Addison’s disease is a potentially life-threatening disorder caused by deficiencies of all adrenocortical hormones. A high index of suspicion is needed because the presentation is often nonspecific and can mimic other medical and psychiatric conditions. Prompt recognition and treatment is essential and life saving.
- Addison’s disease should be suspected in patients presenting with hyperpigmentation of skin and oral mucosa, unexplained weight loss, persistent hyponatraemia or other autoimmune diseases associated with polyendocrinopathy syndrome.
- The initial test in patients with suspected Addison’s disease is the measurement of basal morning plasma cortisol and adrenocorticotrophic hormone (ACTH) levels. A basal morning plasma cortisol level of less than 100 mmol/L is diagnostic of adrenal insufficiency. Plasma ACTH levels are elevated in patients with Addison’s disease.

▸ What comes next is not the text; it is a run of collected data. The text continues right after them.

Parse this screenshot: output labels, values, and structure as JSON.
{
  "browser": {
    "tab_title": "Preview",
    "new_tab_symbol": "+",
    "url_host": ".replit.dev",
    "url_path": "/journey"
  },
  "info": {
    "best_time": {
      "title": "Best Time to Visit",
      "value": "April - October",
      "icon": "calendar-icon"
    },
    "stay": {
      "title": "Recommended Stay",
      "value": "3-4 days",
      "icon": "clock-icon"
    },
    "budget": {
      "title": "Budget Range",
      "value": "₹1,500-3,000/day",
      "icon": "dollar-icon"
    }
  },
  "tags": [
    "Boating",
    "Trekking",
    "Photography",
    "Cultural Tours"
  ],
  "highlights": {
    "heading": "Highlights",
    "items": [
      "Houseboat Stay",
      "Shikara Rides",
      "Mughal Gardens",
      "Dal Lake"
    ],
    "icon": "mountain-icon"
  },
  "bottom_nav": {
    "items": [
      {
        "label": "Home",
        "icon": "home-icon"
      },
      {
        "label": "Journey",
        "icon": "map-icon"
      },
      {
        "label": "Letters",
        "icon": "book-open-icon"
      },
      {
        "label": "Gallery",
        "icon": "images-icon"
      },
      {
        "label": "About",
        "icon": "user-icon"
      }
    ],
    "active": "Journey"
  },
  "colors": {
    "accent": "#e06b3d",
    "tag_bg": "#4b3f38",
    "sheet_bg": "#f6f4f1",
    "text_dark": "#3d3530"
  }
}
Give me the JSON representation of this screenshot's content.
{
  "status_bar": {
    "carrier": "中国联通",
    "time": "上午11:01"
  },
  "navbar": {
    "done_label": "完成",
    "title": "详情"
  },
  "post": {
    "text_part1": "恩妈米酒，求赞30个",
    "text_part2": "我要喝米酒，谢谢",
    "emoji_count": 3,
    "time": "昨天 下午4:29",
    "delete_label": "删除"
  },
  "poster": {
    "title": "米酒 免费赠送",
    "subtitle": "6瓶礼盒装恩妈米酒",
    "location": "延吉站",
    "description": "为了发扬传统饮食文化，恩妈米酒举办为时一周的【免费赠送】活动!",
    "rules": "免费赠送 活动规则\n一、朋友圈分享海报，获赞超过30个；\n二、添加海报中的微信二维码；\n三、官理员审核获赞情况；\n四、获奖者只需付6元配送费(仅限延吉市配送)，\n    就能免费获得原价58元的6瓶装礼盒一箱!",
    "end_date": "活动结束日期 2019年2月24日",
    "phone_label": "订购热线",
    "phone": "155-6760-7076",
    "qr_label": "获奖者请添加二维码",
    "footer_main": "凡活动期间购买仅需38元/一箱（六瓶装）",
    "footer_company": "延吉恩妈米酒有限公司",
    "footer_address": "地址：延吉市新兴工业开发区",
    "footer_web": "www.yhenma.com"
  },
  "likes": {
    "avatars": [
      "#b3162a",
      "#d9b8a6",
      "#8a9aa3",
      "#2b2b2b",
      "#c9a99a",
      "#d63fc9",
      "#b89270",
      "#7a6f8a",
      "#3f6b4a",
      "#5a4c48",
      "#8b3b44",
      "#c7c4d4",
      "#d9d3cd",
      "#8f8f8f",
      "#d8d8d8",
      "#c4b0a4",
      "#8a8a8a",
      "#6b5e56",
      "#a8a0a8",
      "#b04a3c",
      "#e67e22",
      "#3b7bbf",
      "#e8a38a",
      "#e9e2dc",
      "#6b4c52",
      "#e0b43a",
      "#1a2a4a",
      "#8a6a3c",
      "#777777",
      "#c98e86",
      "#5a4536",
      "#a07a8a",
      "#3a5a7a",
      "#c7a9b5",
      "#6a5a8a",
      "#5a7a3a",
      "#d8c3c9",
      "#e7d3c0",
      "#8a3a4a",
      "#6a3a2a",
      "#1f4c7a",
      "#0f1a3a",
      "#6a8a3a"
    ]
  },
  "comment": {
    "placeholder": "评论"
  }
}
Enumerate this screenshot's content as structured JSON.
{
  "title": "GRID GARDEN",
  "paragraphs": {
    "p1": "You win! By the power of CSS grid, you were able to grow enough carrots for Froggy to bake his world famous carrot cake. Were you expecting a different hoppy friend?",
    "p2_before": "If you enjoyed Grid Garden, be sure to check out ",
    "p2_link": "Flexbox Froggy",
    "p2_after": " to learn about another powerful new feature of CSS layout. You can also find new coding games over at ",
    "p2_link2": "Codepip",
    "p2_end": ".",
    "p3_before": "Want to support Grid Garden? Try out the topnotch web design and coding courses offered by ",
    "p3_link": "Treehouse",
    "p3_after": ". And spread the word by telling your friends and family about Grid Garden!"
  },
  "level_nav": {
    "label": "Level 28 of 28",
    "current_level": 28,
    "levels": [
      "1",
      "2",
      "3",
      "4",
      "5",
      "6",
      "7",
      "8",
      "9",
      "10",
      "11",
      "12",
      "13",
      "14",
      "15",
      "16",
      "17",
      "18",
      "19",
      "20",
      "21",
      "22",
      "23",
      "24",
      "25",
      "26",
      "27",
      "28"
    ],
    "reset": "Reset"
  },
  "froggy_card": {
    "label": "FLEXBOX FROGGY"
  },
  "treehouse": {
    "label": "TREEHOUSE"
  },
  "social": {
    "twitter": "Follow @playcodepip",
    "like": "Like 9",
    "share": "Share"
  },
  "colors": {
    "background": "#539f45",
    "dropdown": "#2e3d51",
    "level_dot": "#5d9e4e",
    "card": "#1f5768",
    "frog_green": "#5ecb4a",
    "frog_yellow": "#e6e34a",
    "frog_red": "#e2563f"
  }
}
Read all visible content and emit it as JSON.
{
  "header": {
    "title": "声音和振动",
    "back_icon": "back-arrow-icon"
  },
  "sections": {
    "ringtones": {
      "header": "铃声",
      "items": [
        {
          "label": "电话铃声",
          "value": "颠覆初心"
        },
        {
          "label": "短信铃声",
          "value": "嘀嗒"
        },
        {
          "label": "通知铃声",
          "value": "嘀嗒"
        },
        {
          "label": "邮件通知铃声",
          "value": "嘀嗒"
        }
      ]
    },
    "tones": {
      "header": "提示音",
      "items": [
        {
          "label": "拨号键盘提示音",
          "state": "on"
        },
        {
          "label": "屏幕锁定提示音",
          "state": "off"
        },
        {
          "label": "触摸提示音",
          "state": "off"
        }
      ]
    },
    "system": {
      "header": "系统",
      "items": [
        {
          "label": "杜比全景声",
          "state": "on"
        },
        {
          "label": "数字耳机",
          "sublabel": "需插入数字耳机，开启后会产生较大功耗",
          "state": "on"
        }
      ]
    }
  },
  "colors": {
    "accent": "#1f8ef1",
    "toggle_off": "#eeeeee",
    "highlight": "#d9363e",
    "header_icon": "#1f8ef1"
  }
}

- The short Synacthen test should be performed if basal plasma cortisol levels are nondiagnostic.
- Treatment should not be delayed in patients with suspected adrenal crisis while awaiting diagnostic confirmation.
- Referral of the patient to an endocrinologist is essential in cases of equivocal diagnostic tests with high clinical suspicion of adrenal insufficiency and for long-term management of diagnosed Addison’s disease.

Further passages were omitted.